Monday, Jan. 05, 1959
The New Law
Ever since Stalin's death and Nikita Khrushchev's sensational revelations of the tyrant's betrayals of "Socialist legality." Soviet citizens have been told that they will get formal safeguards under the law. All leading Soviet jurists now brand as "erroneous" the specious justifications by which the late Andrei Vishinsky, Stalin's top prosecutor, 1) upheld police terror, 2) used confessions alone to prove guilt, and 3) when no law applied, invoked other laws "by analogy" to send innumerable men to death or slavery in the theatrical purge trials of the '30s.
Last week, after years of wrangling among judges and party officials over how far the reforms should go, the revised body of Soviet criminal law was put before the Supreme Soviet and swiftly approved.
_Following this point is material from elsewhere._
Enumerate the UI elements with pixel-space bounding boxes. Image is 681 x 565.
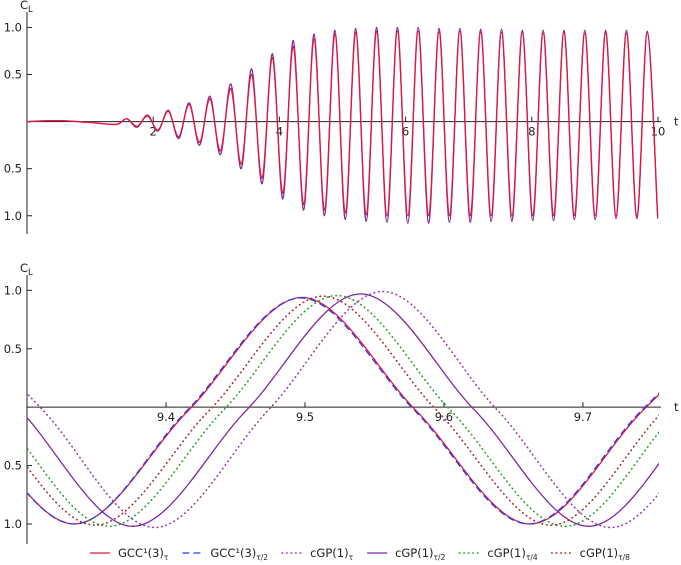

Embodying for the most part changes that have already been adopted in fact, the new code puts the final seal on one of the major developments of Russia's post-Stalin period.
Due Process. Though it says nothing about habeas corpus, jury trial, or the presumption that a man is innocent until proved guilty (a concept denounced as "middleclass nonsense" during last week's debate), the new Soviet code lays down that the Soviet citizen may not be punished except for specified crimes and only after what is by Red lights, due process of law. Presumably, that bars the security police from carrying off people, as they carried off millions in Stalin's time," by their own "administrative processes."
The new code officially provides that every man may have a public trial, a defense lawyer, and a chance to appeal the verdict. It cuts prison sentences for "ordinary" crimes from 25 to 10 years, and to 15 years for exceptionally severe offenses. It raises the age of criminal responsibility from 14 to 16. It scraps such punishments as exile abroad, recently proposed for Nobel Novelist Boris Pasternak. But capital punishment stays on the books, and repeaters or hardened criminals lose all rights to early parole. Death by shooting continues for treason (including "flight abroad or refusal to return to the U.S.S.R. from abroad").
On the ground that bourgeois and upper-class elements have now vanished from the Soviet scene, the code drops Stalin's old category of "enemy of the people." and the clause authorizing imprisonment or transportation of the relatives of such unfortunates. But the new laws still provide for punishment of any "counterrevolutionary" act, a term broad enough to run the population of Soviet "corrective labor" camps back from their present estimated 1,000,000 to the 10 million of 1953.
As the world learned when Stalin put forth his 1936 model constitution and followed it with the bloody purges of 1936-38, it is not Soviet theory but practice that counts. Stalin's successors have relaxed police surveillance, and the changes now put in black and white add up to a substantial strengthening of legal security for the individual in the Soviet Union. Yet the Communist Party remains the supreme arbiter in Soviet society.
Chain of Command. In another pertinent step, the Supreme Soviet last week ratified the appointment of Central Committee Personnel Chief Aleksander Nikolaevich Shelepin, 40, as the Soviet Union's top cop, succeeding the bloodstained General Ivan Serov (TIME, Dec. 22). A youthful political commissar in the 1939-40 Russo-Finnish war, Shelepin rose through the Young Communist organization and served as its secretary from 1952 until he joined Khrushchev's headquarters staff last year. Too young to have been active in the police terrorist years of Yezhov and Beria, Shelepin has not yet acquired the hateful public reputation that goes with the job. Two things stand out about his appointment: 1) he is a party bureaucrat, indicating the party's continuing dominance; 2) he is Khrushchev's man.